O içeri giderken biz de geçmişe dönelim,
Şükrü Gülesin'in İtalya'da fırtına gibi estiği yıllar. Palermo'daki başarısından sonra daha büyük bir ekibe, Lazio'ya transfer olur Gulesin. Orada da gollerine devam eder. İlginçtir, her mac sonrası evinin kapısına asılı bir istakoz buluyor. Ne kendisi ne de eşi iskatozları bırakan şahsı görmüyorlar. Hatta bir kaç kere sabahlayıp kapının başında meçhul yabancının gelmesini beklerler fakat yabancı ikisine rağmen yine her pazar akşamı kapılarına semiz istakozları bırakmaya devam eder.
Restorana dönelim yine,
Çocuğun mutfağa şaşkın ve biraz da isteksizce yönelmesinden hemen sonra, içerden Şükrü Gülesin'in yaşlarında bir adam heyecanla çıkıverir. Islak ellerini önlüğüne siler ve italyanlara özgü o abartılı ama samimi micazıyla "Sukru, Sukru, inananmıyorum buna.

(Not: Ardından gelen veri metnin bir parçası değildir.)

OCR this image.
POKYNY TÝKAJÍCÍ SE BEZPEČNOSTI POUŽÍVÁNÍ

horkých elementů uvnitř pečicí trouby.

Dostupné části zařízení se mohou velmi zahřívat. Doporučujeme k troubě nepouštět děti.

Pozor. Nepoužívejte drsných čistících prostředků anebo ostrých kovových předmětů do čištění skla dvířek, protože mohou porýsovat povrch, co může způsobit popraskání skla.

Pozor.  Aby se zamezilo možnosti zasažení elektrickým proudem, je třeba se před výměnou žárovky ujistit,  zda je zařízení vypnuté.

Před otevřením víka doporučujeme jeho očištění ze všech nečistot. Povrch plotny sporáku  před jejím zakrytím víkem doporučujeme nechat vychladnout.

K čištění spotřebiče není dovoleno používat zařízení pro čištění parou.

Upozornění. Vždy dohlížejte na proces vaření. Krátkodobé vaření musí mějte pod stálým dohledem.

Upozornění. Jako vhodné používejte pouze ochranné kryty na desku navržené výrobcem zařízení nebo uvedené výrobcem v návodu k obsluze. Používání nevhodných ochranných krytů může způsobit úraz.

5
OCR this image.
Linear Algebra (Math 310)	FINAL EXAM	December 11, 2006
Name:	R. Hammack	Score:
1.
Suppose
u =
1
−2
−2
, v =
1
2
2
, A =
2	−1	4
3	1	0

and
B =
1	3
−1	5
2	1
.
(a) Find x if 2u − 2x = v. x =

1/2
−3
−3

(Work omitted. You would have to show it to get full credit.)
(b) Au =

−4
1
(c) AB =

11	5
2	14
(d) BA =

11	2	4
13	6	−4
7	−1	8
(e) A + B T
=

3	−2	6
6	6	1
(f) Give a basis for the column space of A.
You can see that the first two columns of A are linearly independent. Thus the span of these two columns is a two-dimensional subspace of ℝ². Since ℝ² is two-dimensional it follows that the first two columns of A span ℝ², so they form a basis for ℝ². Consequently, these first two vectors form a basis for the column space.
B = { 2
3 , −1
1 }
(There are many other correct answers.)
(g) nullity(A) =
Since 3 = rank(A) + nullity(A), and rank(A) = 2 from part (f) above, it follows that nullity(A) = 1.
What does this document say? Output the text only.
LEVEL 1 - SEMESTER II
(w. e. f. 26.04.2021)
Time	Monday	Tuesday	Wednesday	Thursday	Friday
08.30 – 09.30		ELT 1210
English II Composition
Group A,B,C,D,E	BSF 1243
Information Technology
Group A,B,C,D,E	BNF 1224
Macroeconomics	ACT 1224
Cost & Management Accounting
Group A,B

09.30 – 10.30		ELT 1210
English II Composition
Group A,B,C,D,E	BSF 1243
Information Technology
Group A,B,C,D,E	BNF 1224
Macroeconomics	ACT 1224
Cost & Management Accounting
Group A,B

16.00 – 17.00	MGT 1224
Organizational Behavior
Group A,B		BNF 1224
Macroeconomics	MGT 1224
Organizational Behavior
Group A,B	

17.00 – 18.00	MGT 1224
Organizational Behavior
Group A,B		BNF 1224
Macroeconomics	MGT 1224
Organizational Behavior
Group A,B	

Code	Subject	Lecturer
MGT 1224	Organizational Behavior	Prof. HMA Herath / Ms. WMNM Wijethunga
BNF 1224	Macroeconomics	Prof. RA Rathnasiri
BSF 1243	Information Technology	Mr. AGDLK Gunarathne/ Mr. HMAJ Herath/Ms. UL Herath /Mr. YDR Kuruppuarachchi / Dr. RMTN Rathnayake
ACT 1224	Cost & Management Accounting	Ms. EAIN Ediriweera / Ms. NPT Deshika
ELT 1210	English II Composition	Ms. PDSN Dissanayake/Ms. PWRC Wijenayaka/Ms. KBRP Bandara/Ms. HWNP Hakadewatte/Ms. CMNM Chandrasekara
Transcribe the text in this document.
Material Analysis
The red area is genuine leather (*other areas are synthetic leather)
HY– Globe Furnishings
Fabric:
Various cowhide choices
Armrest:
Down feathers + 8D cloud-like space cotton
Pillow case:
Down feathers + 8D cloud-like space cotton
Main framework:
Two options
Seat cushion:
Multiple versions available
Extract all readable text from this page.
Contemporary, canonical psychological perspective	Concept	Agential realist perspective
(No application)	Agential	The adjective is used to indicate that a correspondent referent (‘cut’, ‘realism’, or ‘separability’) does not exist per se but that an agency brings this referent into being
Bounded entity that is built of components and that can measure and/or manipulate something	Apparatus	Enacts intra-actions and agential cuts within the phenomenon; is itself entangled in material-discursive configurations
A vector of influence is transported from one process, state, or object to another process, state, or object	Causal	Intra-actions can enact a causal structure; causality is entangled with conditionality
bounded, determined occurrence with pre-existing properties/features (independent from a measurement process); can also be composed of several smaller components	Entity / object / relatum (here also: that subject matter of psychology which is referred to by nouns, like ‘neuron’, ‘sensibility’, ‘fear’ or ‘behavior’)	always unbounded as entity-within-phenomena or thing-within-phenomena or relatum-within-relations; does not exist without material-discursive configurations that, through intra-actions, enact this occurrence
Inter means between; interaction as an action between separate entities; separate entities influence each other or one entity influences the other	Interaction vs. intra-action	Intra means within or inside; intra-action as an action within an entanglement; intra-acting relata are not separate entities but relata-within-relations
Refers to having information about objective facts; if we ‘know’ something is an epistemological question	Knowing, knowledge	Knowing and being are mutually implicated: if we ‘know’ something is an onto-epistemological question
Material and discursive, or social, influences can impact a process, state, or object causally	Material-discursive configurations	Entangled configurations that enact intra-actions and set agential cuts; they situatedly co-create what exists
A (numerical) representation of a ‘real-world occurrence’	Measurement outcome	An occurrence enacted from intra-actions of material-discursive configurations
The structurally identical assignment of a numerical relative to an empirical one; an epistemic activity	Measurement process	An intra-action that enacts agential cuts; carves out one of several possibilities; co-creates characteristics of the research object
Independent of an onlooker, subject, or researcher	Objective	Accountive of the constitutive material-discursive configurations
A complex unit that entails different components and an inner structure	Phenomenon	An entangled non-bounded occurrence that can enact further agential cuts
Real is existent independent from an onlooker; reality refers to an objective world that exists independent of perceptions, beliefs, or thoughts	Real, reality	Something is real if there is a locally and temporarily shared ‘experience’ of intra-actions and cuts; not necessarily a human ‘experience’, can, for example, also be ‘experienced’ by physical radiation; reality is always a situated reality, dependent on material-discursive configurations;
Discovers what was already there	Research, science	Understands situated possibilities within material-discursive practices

Bir mucize olmalı" diyerek gider sarılır eski laziolu futbolcuya. Gulesin biraz da bu ilginin saskınlıgında sorar adama:
"Demek beni hatırladın?"
"Nasıl hatırlamam? Sen benim en sevdiğim futbolcuydun." der ve sonra biraz da mahcup bir tonda devam eder. "Peki sen istakozları hatırladın mı? Hani pazar geceleri kapında bulduğun istakozları."
"Evet..."
"İşte o istakozları getiren bendim. Balık halinde çalışıyordum o zamanlar."
.........
Elbette bu hikayenin anlatılmasında bir amaç var. Bugün bayram, yine nerede o eski bayramlar nostaljisinin yapılacağı bir dönem. Kuşak olarak kendi değerlerimizi yaratacağımız yaşlardayız artık, nostaljiler bize göre değil. Fakat konu futbol olunca insan ister istemez Şükrü Gülesin ve İtalyan aşçı arasında katıksız futbol aşkını aramıyor değil. Ne en görkemli stadlar, ne takımınızın kar yaptıran hisse senedi, ne milyon dolarlık transferler. Futbol bir aşktı, hele bütün dünyayı yıkan bir savaşta yitirilen onca sevilmiş insandan sonra futbol son kalan aşktı avrupa için. Futbolcular da bu aşka ilham veren sanatçılardı. Avrupa 2. dünya savaşından sonra kendi yıkıntılarından yeniden yükselirken futbol da bu rönesansın en önemli ayağı idi. Görkemli bir gösteriydi, stadlarda sadece şanslı bir grup insanın izlediği bir gösteri. İtalyan aşçının Şükrü'sü vardı her pazar stadyumda izlediği, Madridlilerin Di Stefanosu gibi, Macarların Puskas'ı gibi. Televizyonda hiç gitmediği bir stadın hiç görmediği takımında değildi bu yıldızlar. Gece kapısına bir adet teşekkür hediyesi bırakacak kadar yakındı çünkü evi duvarlarla örülü sitelerin arkasında, son model güvenlik sistemleri ile donatılmış değildi. Büyük olasılıkla Şükrü de zaten canı balık çektiği zaman aynı hale gider oradan alışveriş yapardı.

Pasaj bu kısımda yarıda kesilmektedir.